Il lavoro ibrido, da remoto e nomade, spinge le aziende ad adattarsi. La piattaforma Neuros è la proposta del vendor per supportarle
La pandemia ha cambiato le nostre vite. Sia nella sfera privata che in quella lavorativa. Perdita del posto di lavoro, riduzioni dello stipendio, dell’orario o delle responsabilità. Sono una minoranza i lavoratori usciti indenni dai contraccolpi professionali provocati dall’emergenza sanitaria. Ma anche tra questi una buona parte ha sperimentato e continua a praticare il lavoro da remoto. Un fenomeno sul quale continua a concentrarsi lo sforzo di buona parte dei vendor per cercare di leggere e interpretarne le implicazioni. La lente di Ivanti in particolare si posa sui cambiamenti nella domanda di servizi e di sicurezza da parte di lavoratori e IT alle prese con uno scenario in buona parte inedito.
I dati dello studio
Secondo quanto emerge dal sondaggio che ha coinvolto oltre 6000 esperti in nove paesi, Italia esclusa, sul tema “Il futuro del lavoro“ l’Everywhere Workplace – la domanda unita alla necessità di abilitare i propri collaboratori a operare da qualsiasi luogo in qualsiasi momento con qualsiasi device – è qui per rimanere. Il 42% degli intervistati dichiara di preferire un modello di lavoro ibrido e il 44% si considera un nomade digitale. Sette intervistati su dieci addirittura non baratterebbero la possibilità di lavorare con queste modalità neppure con una promozione. Con il 24% dei dipendenti intervistati che si dichiara pronto a dimettersi qualora fosse costretto a rientrare in ufficio, alimentando la Great Resignation dei mesi scorsi. Non c’è tuttavia chi non lamenti gli effetti negativi di questa cesura. Ad esempio sull’efficienza, erosa dalla mancanza di interazione con i colleghi. Il 70% delle donne operanti nell’IT – secondo quanto emerge dalla survey – lamenta effetti psicologici negativi. Molto più degli uomini, tra i quali solo il 30% lamenta ripercussioni. Per il 58% dei partecipanti tuttavia il lavoro da remoto ha impattato positivamente sul morale.
Fluidità della domanda
L’impatto del lavoro da remoto si fa sentire anche sulla domanda da parte dei collaboratori di servizi più adeguati alla mutata situazione di lavoro. Il 26% dei dipendenti richiede una modernizzazione del service desk.
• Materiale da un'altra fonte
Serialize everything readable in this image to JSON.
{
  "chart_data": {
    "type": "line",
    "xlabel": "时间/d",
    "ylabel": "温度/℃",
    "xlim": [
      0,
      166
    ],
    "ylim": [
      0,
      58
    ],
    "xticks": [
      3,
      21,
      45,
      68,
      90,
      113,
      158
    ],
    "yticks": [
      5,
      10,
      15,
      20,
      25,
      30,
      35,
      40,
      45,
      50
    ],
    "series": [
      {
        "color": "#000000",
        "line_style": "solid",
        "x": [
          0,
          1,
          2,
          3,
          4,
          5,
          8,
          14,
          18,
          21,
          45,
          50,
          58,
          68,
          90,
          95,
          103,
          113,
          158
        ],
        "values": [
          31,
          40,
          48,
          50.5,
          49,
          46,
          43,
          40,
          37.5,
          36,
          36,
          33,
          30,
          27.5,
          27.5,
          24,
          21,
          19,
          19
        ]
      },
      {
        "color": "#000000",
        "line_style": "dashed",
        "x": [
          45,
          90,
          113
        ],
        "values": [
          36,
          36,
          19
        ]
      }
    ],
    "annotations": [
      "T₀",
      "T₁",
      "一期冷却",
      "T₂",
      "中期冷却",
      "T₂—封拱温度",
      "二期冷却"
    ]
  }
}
Di questi, il 32% degli intervistati fa parte del team IT. In prima linea ad affrontare le complessità introdotte dal lavoro ibrido per dare supporto agli utenti. «Sempre più il collaboratore, lavorando remotamente e/o con dinamiche di completa mobilità, non è più tanto disponibile all’attesa» osserva Marco Mozzi, EXM Sales Specialist per l’area Mediterranea di Ivanti. «Immaginate una persona a casa che riscontra un problema di connessione o che ha bisogno di un nuovo servizio – per esempio l’accesso a risorse condivise – o l’installazione di nuovo software. Le sue aspettative sono di formulare la richiesta e di ottenere immediatamente un risultato: problema risolto o richiesta presa in carico ed evasa. Aspettativa che ovviamente è propria anche dell’azienda. Fare in modo cioè – continua Mozzi – che i propri collaboratori godano di tutti gli strumenti utili alla loro produttività e che questo paradigma sia costantemente garantito nel tempo. «Ivanti indirizza queste tematiche attraverso Neurons, la nostra piattaforma in cloud che integra moduli e soluzioni per la gestione, la sicurezza e il coordinamento del servizio IT». IT, alleggerita da task spesso ripetitivi. «Si guadagna tempo, cresce in termini di efficacia il servizio e tutte le risorse IT possono essere meglio impiegate per la gestione di progetti evolutivi, sempre più orientati alla Digital Transformation e al supporto del business aziendale».